Mij is te moede of de dood
u maar verwisselde van kleed.
Door dit niet aanvaarden van het zg. ‘bovenaardse’ tracht Achterberg steeds weer met menselijke middelen de tragische limiet te overschrijden. Wat al desillusies hij hierbij reeds opliep, toch blijft hij de on-overtuigbare en daardoor de onvermoeibare pelgrim naar de dode vrouw. Wij kunnen hier slechts zeer panoramatisch Achterberg's steeds weer doodlopende expedities opsommen. Via de somnambule ontmoetingen in de Natuur (‘Afvaart’ 1931)
En de blaren brengen bij tusschenpoozen
haar heugenis over mijn hoofd.
komt Achterberg in ‘Eiland der Ziel’ (1939) tot de zekerheid:
En nochtans moet het woord bestaan,
dat met u samenvalt.
Het vers, de taalkracht, moet het wachtwoord schenken dat hem tot dat andere rijk toelaat. In ‘Dead End’ (1940) wordt deze hoop - zoals reeds de titel zegt - uiteen geslagen. Uitzinnig schimpt hij op de machteloosheid van zijn dichterschap:
Van Poëzie bezeten,
door demonen besprongen
rotten de woorden
bij hun geboorte,
en liederen worden aas voor honden.
| |
[pagina 119]
| |
Boven dit alles rijst echter sterk de overtuiging dat er nog andere middelen moeten zijn. Immers zoals in de natuurkunde een juiste osmotische druk twee vloeistoffen doorheen een poreuze wand vermengen kan, zo rijpen in ‘Osmose’ (1941) nieuwe zekerheden, die wij in ‘Thebe’ (1941) beproefd vinden; o.a. zijn passieve overgave aan de occulte bespiegelingen bij alles wat de vrouw in huis en kamer achtergelaten heeft:
Dicht bij de dingen die u kennen
lig ik mij aan de dood te wennen.
Om ook zo tenslotte tot geen resultaat te komen. Dat Achterberg na de oorlog nog niet tot een levensechter inzicht gerijpt is, bewijzen zijn laatste bundels uit de jaren 1945-46 (‘Sphinx’, ‘Limiet’, ‘Stof’, ‘Radar’ en ‘Energie’). Hier waagt Achterberg nogmaals een poging om de dood te vermurwen. De wetenschap (o.a. de scheikunde) wordt zijn toevlucht.

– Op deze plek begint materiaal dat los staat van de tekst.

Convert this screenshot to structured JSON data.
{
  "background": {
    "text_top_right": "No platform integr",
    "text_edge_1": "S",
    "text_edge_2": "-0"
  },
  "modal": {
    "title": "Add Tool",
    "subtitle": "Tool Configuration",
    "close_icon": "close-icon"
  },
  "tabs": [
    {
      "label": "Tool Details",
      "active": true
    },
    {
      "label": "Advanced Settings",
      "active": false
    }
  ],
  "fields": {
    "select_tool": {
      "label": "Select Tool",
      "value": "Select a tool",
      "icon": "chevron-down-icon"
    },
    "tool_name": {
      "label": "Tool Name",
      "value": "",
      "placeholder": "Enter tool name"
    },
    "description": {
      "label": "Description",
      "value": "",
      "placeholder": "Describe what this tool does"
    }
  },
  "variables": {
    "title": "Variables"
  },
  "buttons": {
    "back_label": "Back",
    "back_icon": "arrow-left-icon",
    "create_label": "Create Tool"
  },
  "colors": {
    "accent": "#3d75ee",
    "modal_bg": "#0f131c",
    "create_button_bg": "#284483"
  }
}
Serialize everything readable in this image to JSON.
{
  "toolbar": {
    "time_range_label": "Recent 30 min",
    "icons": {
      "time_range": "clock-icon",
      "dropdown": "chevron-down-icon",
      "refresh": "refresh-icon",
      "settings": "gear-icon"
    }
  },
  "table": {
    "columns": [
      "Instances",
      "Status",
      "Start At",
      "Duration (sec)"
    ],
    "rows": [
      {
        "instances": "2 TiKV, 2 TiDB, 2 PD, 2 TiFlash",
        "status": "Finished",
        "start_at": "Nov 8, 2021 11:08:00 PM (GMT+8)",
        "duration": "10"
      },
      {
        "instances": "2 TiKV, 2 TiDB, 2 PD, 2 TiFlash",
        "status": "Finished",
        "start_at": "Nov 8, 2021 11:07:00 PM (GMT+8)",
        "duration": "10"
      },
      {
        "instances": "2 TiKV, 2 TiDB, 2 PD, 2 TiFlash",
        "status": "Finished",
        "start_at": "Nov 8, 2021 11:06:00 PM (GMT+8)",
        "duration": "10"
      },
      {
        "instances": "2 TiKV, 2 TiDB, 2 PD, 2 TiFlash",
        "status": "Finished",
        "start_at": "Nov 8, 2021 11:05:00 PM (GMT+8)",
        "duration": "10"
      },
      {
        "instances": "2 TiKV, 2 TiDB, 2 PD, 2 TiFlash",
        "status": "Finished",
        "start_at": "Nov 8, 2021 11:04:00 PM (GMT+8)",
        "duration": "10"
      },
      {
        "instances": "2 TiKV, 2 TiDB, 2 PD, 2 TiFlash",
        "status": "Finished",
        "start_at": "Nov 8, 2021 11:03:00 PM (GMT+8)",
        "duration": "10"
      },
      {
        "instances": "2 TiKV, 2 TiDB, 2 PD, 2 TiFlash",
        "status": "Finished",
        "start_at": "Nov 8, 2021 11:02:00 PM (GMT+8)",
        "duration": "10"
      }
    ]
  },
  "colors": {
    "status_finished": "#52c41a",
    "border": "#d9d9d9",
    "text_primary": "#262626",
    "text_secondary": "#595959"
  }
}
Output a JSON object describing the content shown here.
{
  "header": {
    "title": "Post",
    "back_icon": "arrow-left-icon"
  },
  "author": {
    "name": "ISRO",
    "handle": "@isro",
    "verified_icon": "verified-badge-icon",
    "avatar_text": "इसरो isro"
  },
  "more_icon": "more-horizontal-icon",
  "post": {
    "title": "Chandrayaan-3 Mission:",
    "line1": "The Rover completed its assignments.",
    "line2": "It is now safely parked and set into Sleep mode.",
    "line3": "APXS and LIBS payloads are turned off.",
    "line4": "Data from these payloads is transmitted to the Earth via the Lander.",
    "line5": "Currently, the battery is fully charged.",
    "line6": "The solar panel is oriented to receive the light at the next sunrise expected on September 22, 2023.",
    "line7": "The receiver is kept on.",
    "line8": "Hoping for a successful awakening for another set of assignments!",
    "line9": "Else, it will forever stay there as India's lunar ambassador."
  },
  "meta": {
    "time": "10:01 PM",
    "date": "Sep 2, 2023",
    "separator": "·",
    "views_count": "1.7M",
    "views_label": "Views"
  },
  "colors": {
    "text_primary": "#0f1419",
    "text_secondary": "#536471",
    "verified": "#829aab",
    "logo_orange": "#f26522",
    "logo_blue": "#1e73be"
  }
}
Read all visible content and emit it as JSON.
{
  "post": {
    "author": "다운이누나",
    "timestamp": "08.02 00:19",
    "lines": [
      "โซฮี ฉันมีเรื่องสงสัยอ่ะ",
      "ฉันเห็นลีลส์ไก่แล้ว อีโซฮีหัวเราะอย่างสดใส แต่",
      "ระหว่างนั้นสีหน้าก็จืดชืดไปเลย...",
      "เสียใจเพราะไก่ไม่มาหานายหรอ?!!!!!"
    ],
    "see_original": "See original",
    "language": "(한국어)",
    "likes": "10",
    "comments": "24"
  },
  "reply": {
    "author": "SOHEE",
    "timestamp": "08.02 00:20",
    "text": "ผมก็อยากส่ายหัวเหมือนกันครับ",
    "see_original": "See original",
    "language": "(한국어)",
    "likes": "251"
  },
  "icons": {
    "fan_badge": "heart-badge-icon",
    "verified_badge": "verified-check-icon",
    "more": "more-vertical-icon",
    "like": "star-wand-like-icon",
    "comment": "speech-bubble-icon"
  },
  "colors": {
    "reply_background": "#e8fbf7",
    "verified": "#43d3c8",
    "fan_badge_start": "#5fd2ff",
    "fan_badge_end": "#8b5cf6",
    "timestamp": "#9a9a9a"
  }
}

Dan treedt uw lichaam uit mijn som,
want alle moleculen
roep ik weerom
uit hun verstrooiing. Alle.
Achterberg's fanatieke verbetenheid waarmee hij - elke rede negerend (bewust of onbewust?) - de dood het recht ontzegt zich voorgoed tussen hem en de vrouw te plaatsen, is in kracht dezelfde als waarmee Hendrik Marsman eens ‘het slopend schaduwbeest’ van de dood bestreed. Dat Marsman ten slotte inzag dat hij die strijd verliezen moest, pleit voor zijn gezonde menselijkheid. Tot op heden is Achterberg nog niet zo ver - er zijn hiervoor zelfs nog geen embryonale sporen aan te wijzen -. Het is echter de enig mogelijke weg die hij zal kunnen gaan, wil hij de waarde van zijn persoonlijkheid zien uitgroeien boven het snobistische der jongste Noord Nederlandse poëzie.